The jurisdictional immunity of states is a rule of customary international law that prohibits the jurisdictions of one state from exercising its jurisdictional power over another state that has not consented. However, this immunity is limited: it concerns acts relating to sovereignty, not administration. In principle, the states may not invoke jurisdictional immunity before a court of another state in proceedings relating to employment contracts. However, no exception to the states’ jurisdictional immunity is provided for collective labor relations. Disputes concerning the regulations on the establishment of works councils are collective and not individual. The primacy of access to justice (Article 6 of the ECHR) over the rule of jurisdictional immunity and immunity from execution presupposes that the person against whom the immunity is asserted does not have other reasonable means of effectively obtaining the protection of the rights guaranteed to him by the ECHR. What matters in this regard is not that an action can be brought in the state of residence of the plaintiffs or that certainty is provided as to the application of the law of that state by the foreign jurisdiction, but that that jurisdiction (or the body of the international organization to which an internal action can be brought, as in the cases submitted to the Supreme Court) provides the guarantees of impartiality and independence of the court.


Western European Union v S. M.

Belgian Supreme Court, Western European Union v S. M., Nr. S.04.0129.F, 21 December 2009
ECLI:BE:CASS:2009:ARR.20091221.7

The assertion that immunity is on the same level as the ECHR, which considers access to the courts to be a fundamental right, must be made with the necessary caution.
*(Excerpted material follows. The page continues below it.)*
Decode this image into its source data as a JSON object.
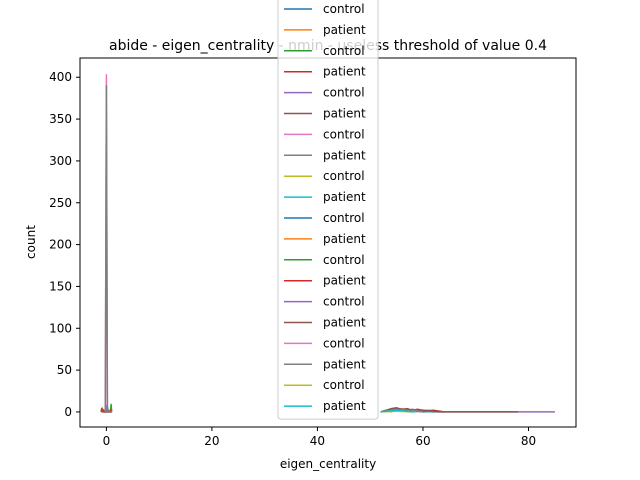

The international organisation is an actor of international law, whereas the proper administration of justice takes place -in principle- within the State. Moreover, international organisations are not party to international instruments such as the ECHR. Of course, this does not mean that the principles contained in international human rights treaties are not applicable to international organisations. Nevertheless, the Supreme Court is of the opinion that the judge who establishes that a conflict has arisen between two norms of international law that also apply in the internal legal order (access to the courts and immunity) and that are invoked respectively by the parties in the dispute, may not give precedence to one norm over the other.